A pulse rate is the relationship of heart beats to time. It is typically recorded in beats per minute. The pulse rate is a function of the rate of respirations (breathing) taking place in the body. The rate is low when the body is at rest and is elevated (higher) when a person is active.

For this activity, you are going to need a watch, a clock or some sort of timer that displays seconds, a piece of paper and something to write with. You are also going to need to find your pulse. To find your pulse, put your middle and pointer finger across your neck from under your ear to your throat just below your jaw.

Procedure: While you are seated, record your pulse every 10 seconds for one minute. What patterns do you notice? Transfer your data for your sitting pulse rate into the table and then graph it. What pattern do you see in the graph and how does it relate to your data in the table?

Next, you are going to record your pulse rate again, but this time you need to be moving (You can walk, dance, move your arms, etc…) Transfer your data for your moving pulse rate into the table and then graph it. What pattern do you see in the graph and how does it relate to your data in the table?

How do the differences between sitting and moving data show up in the table and the graph?Describe a few methods you could use to find your pulse rate per minute.

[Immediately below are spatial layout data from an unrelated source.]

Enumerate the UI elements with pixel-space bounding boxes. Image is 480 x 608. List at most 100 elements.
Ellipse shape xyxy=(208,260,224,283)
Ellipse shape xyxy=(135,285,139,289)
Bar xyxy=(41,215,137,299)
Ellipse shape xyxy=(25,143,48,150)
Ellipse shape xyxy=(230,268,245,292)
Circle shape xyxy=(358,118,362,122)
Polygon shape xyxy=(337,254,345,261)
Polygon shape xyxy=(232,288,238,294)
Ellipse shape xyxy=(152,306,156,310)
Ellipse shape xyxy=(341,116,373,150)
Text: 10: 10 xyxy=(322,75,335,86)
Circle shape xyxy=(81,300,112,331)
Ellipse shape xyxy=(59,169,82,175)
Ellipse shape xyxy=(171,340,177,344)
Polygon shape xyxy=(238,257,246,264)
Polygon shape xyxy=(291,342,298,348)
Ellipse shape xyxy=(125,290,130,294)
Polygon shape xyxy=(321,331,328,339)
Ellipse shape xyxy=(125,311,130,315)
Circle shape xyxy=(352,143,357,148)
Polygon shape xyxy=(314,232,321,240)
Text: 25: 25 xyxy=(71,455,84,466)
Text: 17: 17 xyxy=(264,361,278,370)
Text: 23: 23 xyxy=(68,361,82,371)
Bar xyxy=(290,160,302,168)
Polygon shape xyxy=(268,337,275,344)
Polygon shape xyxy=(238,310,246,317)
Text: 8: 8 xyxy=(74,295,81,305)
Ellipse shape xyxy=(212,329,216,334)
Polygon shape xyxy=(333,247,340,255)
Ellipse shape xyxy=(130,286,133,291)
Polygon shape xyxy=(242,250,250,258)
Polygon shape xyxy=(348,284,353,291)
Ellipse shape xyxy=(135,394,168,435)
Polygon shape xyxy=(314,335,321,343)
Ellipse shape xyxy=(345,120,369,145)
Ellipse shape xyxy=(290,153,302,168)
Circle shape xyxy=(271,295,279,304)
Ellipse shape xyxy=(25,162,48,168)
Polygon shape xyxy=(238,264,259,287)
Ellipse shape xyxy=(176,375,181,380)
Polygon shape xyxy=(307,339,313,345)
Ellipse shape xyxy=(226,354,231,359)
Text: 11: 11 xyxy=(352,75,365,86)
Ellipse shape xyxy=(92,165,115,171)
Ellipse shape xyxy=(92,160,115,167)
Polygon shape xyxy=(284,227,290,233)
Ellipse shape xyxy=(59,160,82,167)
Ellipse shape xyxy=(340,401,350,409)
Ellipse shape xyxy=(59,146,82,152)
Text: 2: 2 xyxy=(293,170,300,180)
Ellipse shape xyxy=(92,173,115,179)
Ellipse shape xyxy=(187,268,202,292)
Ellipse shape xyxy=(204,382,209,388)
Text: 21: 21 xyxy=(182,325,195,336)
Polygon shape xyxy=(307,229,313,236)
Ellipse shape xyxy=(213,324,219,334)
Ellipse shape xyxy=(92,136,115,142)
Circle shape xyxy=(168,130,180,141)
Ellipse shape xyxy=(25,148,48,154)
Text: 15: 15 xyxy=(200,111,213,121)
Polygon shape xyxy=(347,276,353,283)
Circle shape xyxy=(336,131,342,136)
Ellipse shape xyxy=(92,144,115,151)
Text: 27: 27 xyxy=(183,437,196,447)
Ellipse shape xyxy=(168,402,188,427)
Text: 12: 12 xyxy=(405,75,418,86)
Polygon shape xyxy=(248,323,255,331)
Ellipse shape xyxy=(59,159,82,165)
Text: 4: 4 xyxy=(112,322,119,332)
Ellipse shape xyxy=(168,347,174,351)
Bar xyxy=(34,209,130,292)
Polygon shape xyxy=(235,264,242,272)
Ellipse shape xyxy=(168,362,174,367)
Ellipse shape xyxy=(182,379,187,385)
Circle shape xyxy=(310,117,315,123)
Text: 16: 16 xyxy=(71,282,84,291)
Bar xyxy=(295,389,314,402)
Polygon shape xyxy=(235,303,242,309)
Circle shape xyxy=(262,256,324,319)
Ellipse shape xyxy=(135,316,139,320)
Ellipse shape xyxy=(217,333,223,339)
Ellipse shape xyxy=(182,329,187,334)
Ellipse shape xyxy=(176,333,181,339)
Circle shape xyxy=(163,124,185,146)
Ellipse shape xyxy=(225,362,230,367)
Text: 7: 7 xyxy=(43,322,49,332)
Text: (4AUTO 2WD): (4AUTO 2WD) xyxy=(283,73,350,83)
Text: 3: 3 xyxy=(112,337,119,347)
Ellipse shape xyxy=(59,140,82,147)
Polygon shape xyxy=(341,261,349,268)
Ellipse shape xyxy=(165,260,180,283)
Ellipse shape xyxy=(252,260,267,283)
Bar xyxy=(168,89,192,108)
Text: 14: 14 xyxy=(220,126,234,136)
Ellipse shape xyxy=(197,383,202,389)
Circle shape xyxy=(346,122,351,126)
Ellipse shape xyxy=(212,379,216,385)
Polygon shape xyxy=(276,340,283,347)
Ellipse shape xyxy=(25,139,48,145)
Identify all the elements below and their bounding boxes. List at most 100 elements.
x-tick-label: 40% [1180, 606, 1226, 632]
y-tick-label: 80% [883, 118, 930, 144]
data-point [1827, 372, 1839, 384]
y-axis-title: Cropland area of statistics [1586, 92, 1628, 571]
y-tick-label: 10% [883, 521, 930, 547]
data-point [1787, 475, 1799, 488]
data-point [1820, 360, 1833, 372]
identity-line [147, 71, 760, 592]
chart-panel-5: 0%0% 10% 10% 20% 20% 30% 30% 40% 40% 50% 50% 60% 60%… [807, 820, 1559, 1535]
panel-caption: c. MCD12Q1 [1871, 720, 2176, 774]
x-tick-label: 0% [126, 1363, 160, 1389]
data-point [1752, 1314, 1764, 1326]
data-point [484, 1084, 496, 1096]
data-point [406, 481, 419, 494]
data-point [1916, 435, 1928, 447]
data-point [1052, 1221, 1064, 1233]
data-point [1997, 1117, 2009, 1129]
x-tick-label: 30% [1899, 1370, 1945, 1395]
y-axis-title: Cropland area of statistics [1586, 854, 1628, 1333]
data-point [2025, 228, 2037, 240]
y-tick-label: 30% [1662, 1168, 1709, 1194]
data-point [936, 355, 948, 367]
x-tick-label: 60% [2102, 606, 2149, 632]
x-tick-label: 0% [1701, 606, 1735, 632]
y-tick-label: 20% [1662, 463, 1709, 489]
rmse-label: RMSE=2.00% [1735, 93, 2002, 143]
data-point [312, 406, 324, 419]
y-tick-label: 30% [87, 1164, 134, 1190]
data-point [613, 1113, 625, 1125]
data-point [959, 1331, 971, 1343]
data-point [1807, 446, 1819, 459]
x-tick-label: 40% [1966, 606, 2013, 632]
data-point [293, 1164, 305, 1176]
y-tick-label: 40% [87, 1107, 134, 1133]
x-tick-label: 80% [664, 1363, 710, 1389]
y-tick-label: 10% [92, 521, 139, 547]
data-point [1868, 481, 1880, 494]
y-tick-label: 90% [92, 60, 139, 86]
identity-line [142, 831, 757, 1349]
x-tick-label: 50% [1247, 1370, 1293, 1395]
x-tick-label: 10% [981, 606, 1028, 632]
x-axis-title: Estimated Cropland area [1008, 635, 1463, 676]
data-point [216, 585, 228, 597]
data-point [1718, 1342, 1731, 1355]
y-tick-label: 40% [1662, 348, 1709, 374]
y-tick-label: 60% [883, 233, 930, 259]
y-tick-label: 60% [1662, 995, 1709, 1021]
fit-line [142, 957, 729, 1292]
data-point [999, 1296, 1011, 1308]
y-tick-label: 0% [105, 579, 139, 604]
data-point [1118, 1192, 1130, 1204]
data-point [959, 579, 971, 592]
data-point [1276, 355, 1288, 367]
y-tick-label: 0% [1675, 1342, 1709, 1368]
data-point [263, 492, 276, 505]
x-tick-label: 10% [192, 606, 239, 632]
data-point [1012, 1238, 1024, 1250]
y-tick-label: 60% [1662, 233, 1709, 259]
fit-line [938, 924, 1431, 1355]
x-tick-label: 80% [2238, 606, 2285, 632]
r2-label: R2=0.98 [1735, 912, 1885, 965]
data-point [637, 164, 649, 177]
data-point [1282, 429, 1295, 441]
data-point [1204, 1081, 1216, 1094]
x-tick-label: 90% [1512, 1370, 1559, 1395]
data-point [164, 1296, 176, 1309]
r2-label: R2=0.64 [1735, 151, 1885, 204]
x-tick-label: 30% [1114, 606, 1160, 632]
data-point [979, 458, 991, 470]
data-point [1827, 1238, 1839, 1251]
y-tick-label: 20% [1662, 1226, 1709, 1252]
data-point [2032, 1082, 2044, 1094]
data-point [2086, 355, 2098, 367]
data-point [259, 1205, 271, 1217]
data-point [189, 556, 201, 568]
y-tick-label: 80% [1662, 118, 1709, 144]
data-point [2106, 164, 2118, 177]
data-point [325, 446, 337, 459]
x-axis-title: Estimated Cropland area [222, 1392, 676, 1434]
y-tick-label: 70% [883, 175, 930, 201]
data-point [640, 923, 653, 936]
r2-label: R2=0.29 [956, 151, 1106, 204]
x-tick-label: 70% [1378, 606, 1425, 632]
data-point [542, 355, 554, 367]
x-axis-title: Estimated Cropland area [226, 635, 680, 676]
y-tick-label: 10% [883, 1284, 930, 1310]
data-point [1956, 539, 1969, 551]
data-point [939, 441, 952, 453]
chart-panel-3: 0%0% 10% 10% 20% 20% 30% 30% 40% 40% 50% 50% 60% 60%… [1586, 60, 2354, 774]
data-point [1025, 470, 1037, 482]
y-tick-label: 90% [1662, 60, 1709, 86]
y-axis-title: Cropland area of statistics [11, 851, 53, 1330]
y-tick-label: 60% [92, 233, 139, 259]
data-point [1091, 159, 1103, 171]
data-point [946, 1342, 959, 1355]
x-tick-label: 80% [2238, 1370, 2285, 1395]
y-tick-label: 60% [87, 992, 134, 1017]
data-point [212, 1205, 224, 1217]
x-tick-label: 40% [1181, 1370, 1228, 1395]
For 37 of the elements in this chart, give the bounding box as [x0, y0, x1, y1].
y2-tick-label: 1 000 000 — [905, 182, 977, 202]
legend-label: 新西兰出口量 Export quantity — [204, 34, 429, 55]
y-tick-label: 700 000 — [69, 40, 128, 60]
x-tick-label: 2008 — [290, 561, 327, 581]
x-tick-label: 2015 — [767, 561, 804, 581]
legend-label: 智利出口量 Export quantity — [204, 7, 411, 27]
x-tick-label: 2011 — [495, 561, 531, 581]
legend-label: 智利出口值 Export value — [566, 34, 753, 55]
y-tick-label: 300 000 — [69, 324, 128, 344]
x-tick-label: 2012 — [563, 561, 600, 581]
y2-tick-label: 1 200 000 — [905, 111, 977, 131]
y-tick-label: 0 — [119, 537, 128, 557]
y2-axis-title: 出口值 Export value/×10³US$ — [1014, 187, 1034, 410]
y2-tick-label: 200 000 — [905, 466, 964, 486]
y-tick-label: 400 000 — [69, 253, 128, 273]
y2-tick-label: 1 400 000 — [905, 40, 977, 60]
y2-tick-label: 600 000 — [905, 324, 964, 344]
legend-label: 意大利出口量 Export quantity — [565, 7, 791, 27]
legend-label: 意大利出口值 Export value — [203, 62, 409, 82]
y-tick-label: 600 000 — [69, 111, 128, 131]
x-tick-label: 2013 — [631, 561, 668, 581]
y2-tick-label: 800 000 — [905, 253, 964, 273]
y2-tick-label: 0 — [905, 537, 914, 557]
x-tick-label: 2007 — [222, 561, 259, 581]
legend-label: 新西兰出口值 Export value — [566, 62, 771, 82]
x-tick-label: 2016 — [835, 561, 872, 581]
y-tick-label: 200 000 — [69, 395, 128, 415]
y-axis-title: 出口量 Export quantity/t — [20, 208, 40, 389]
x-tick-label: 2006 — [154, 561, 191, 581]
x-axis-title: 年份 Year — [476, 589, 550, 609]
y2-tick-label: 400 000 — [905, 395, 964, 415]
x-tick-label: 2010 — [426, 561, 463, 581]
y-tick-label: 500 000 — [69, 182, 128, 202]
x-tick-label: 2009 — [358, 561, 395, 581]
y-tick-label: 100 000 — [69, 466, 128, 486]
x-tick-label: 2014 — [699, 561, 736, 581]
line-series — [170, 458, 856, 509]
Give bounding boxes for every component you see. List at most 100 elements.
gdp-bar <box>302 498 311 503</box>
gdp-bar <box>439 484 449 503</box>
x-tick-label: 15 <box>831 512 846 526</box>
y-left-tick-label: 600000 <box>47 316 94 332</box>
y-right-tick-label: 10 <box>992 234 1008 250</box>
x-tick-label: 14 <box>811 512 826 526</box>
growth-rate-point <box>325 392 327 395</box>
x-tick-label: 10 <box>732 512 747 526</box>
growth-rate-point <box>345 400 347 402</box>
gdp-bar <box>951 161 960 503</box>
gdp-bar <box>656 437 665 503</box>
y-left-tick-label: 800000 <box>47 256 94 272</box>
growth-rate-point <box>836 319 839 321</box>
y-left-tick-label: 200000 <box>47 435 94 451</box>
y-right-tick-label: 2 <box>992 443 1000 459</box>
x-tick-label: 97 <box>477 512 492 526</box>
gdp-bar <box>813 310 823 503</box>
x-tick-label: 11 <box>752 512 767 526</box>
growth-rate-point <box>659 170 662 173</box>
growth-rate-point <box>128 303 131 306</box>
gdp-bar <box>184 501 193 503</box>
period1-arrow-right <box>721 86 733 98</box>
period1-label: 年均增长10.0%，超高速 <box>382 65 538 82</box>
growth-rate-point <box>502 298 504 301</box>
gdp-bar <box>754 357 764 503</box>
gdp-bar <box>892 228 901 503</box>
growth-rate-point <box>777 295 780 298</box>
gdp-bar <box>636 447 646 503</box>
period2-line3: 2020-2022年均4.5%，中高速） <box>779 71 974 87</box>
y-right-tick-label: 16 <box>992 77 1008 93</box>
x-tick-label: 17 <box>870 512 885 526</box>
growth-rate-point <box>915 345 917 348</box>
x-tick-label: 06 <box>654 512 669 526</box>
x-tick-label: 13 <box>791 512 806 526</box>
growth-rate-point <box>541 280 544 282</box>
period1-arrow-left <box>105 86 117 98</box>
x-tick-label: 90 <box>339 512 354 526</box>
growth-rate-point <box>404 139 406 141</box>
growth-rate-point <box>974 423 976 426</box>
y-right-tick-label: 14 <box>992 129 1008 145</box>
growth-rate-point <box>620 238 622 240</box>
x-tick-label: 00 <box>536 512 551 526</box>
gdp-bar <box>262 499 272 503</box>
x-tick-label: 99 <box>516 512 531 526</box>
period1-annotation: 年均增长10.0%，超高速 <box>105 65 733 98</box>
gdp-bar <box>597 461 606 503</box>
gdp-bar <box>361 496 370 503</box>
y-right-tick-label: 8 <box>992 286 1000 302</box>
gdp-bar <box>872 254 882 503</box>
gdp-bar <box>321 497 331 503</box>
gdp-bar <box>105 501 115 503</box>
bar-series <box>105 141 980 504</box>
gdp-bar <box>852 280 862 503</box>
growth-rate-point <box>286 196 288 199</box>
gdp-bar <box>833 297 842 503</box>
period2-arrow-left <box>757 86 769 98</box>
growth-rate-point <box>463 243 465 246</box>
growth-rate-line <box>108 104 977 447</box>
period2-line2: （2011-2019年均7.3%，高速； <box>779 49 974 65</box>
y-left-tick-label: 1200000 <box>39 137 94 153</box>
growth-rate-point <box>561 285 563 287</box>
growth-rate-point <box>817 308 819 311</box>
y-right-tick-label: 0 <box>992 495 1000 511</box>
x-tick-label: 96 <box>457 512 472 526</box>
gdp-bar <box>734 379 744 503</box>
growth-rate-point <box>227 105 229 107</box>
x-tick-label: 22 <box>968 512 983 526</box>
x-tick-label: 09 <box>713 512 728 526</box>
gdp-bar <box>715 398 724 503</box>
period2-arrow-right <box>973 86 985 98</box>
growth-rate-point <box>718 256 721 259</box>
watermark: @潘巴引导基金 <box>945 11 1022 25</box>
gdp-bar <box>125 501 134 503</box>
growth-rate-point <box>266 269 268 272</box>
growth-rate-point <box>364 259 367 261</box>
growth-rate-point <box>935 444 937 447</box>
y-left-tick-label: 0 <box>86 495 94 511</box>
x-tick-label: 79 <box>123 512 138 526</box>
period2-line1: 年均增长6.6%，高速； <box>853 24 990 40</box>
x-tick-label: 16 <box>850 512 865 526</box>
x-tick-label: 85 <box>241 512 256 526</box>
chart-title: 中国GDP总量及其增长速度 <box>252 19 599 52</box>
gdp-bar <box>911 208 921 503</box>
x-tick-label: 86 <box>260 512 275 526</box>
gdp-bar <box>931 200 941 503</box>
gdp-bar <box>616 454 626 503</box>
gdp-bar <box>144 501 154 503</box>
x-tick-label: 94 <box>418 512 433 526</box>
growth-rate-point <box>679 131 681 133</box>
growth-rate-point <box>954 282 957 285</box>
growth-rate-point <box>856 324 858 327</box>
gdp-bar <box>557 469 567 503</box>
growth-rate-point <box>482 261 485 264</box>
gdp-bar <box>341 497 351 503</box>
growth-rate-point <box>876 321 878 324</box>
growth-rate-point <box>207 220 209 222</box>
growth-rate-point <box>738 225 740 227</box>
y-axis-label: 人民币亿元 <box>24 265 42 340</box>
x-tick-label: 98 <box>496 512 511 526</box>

Extension: How many times do you think your heart beats in a day, a month, a lifetime?

Grade 9 Numeracy

Learning Intentions

I am reinforcing, and applying my math skills. I know I got it when I…

• use calculations to simplify expressions

• use my proportional reasoning and algebraic reasoning skills to solve problems

Mental Mathematics

MM#1: Open Middle

Using the numbers 1-20, using each number once, fill in the boxes to create equivalent expressions.

MM#2: Simplifying Expressions

Simplify the following expressions. Calculate mentally where possible. Then order the answers from least to greatest.

Project Learning

Nova Scotia Flooring - Continued from week 2 flyer

Last week you examined the floor plan for a new school. You created simplified algebraic expressions for the total area of the floor to be tiled and the perimeter of the school. This week, you will use your work from last week to complete the next two parts of the project.

The owners of the building have decided to use a measurement of x = 10.5 meters. Use this to complete all remaining questions.

PART B:

1. Calculate the total area that would be tiled given this measurement.

2. Calculate the perimeter of the building given this measurement.

PART C:

1. Nova Scotia Flooring charges $12 per square meter for installation. What will be the total cost for the installation?

2. Each tile measures 30 cm x 30 cm and costs $3.00. What is the minimum number of tiles you would need to buy to cover the floor?

3. Determine the total price for the tiles, installation and tax that Nova Scotia Flooring would charge to do the work.

Did the total cost of the flooring surprise you? Why or why not?